Test: Mixed venous oxygen saturation (SvO2)
How it is done
• The mixed venous oxygen saturation (SvO2) represents the saturation of blood in the pulmonary artery, sampled from the distal tip of a pulmonary artery catheter.
Interpretation
• Values represent the balance between oxygen content and cardiac output (supply/delivery) and extraction (demand/consumption).
• Under constant oxygen content, changes in SvO2 reflect the relation between whole body oxygen consumption and cardiac output.
• The saturation is normally between 70% and 75%. A normal SvO2 can help to confirm that oxygen delivery (and its primary determinant, cardiac output) is adequate for the body’s total oxygen requirements and hence that perfusion is adequate. A reduced SvO2 represents:
Physiological principles
• SvO2 is a far more sensitive indicator of likely perfusion inadequacy than routine haemodynamic measurements such as heart rate and blood pressure. However, it requires accurate placement of a PA catheter, which may be quite difficult.
• A surrogate measure that is frequently used instead is the mixed central venous oxygen saturation (ScvO2), which represents the saturation of venous blood sampled from the superior vena cava (SVC), via the distal lumen of a central venous catheter.
• Although changes in ScvO2 broadly track changes in SvO2 in both health and illness, the exact relationship between the two values is complex. In health, the SvO2 is slightly higher than the ScvO2 because of the high oxygen consumption of the brain, compared to the rest of the body (ScvO2 represents venous drainage from the head and upper body). During shock states, however, there is physiological diversion of blood from the gut in an attempt to optimize oxygen delivery to more vital organs, making venous blood from the GI tract more desaturated.
Limitations
• Being a global measure, however, a normal value cannot exclude the presence of regional hypoperfusion, e.g. gut ischaemia.

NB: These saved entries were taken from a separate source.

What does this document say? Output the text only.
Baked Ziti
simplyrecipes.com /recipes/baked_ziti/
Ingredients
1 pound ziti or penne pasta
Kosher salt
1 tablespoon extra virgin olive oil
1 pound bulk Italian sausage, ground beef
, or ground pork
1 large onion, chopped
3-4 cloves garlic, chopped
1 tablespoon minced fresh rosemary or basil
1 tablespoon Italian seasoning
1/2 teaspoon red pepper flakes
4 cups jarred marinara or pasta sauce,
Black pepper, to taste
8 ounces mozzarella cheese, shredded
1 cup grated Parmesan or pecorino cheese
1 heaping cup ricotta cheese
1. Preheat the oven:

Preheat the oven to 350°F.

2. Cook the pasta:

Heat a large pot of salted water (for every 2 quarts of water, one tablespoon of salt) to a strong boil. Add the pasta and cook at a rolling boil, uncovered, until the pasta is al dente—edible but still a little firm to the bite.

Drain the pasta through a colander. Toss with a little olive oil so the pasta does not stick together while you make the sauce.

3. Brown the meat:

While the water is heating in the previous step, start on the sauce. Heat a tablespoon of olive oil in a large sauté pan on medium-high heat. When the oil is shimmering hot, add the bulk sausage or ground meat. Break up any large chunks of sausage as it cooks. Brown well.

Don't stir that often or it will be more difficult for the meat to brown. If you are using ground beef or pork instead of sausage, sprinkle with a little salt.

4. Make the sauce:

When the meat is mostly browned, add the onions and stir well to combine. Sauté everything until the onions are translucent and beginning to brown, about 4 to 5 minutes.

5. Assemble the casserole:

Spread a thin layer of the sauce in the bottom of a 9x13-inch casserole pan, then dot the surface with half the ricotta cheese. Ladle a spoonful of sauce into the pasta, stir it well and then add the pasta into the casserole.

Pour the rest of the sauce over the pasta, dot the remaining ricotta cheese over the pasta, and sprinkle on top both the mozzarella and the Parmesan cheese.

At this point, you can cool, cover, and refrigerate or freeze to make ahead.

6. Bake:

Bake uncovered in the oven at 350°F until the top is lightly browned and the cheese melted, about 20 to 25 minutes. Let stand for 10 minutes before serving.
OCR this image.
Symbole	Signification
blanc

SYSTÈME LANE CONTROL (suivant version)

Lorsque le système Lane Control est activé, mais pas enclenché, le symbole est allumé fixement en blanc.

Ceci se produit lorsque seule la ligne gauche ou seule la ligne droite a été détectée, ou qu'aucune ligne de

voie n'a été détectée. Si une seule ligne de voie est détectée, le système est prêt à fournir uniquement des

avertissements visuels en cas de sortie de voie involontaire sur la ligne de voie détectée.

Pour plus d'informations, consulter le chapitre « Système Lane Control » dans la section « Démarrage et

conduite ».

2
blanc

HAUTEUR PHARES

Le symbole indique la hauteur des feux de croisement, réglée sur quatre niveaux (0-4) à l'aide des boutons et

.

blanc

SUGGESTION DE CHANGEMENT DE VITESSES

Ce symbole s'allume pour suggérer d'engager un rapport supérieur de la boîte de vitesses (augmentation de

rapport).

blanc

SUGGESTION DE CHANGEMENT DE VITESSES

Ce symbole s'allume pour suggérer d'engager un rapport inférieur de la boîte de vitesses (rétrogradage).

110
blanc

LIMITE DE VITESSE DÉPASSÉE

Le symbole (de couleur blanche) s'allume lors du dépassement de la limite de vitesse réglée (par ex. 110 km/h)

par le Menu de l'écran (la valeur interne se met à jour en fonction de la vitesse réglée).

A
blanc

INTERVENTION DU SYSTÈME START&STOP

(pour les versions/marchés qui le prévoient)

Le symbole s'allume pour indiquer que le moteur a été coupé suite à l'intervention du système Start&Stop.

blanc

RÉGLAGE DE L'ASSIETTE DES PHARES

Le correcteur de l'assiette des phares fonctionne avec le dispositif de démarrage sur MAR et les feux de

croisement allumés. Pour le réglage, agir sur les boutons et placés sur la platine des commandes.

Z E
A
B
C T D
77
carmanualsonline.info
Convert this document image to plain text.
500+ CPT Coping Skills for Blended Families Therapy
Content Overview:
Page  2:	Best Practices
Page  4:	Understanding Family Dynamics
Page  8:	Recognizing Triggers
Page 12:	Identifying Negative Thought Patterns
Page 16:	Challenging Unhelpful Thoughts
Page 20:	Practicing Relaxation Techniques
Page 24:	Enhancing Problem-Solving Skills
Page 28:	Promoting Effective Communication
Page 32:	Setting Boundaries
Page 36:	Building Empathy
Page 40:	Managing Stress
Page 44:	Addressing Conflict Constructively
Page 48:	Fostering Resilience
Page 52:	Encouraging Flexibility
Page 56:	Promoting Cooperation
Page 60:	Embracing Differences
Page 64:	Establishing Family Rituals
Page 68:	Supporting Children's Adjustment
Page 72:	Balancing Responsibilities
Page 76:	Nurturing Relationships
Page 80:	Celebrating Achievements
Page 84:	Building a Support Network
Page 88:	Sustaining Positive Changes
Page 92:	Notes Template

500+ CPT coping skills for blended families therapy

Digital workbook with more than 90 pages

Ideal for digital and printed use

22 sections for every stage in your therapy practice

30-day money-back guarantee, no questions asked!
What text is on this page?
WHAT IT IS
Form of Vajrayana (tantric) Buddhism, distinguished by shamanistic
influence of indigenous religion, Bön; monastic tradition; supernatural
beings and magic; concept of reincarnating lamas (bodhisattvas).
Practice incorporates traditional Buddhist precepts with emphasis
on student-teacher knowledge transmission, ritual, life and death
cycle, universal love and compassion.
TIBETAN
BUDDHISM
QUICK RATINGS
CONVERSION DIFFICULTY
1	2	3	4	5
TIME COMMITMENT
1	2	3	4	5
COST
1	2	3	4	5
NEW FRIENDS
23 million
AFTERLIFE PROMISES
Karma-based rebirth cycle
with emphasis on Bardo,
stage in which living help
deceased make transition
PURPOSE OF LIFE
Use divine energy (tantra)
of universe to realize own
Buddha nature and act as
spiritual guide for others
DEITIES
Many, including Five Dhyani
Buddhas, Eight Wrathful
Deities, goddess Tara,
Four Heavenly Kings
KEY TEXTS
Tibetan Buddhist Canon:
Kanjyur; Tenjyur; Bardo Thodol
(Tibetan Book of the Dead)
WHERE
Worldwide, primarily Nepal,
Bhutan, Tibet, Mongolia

Test: Gastric tonometry and the CO2 gap
• In the early stages of shock, one of the compensatory mechanisms to maintain oxygen delivery to vital organs is the diversion of blood away from less essential organs such as the gut.
• This may cause anaerobic respiration in the gastrointestinal (GI) tract wall, and a commensurate acidosis. The additional H+ ions are buffered by HCO3 to form CO2.
• This increase in CO2 within the GI tract wall equilibrates with the GI tract lumen, and can be detected using a gastric tonometer. This is essentially a saline-filled balloon, which sits within the stomach.
• The CO2 tension within the stomach lumen equilibrates with the saline, which is then repeatedly aspirated and analyzed using a CO2 sensor connected to the tonometry tube. The difference between the gastric CO2 tension and arterial CO2 tension (termed ‘the CO2 gap’) will be proportional to the degree of gut ischaemia present.
• Although this technique has shown efficacy in many small trials, it has yet to be demonstrated in a large, randomized controlled trial that measurement and correction of the CO2 gap improves mortality. However, prevention of the development of a large CO2 gap intraoperatively, by optimizing haemodynamics in an attempt to maintain GI tract perfusion, has been shown to improve perioperative morbidity in certain surgical subgroups.
Other investigations performed in intensive care
Test: Intra-abdominal pressure (IAP)
• Abdominal compartment syndrome is defined as sustained IAP >20 mmHg associated with new organ dysfunction.
Grade | Intra-abdominal pressure (mmHg) |
---|---|
I | 12–15 |
II | 16–20 |
III | 21–25 |
IV | >25 |
Method
• A pressure transducer is inserted via the sampling port of the catheter and zeroed level with the symphysis pubis.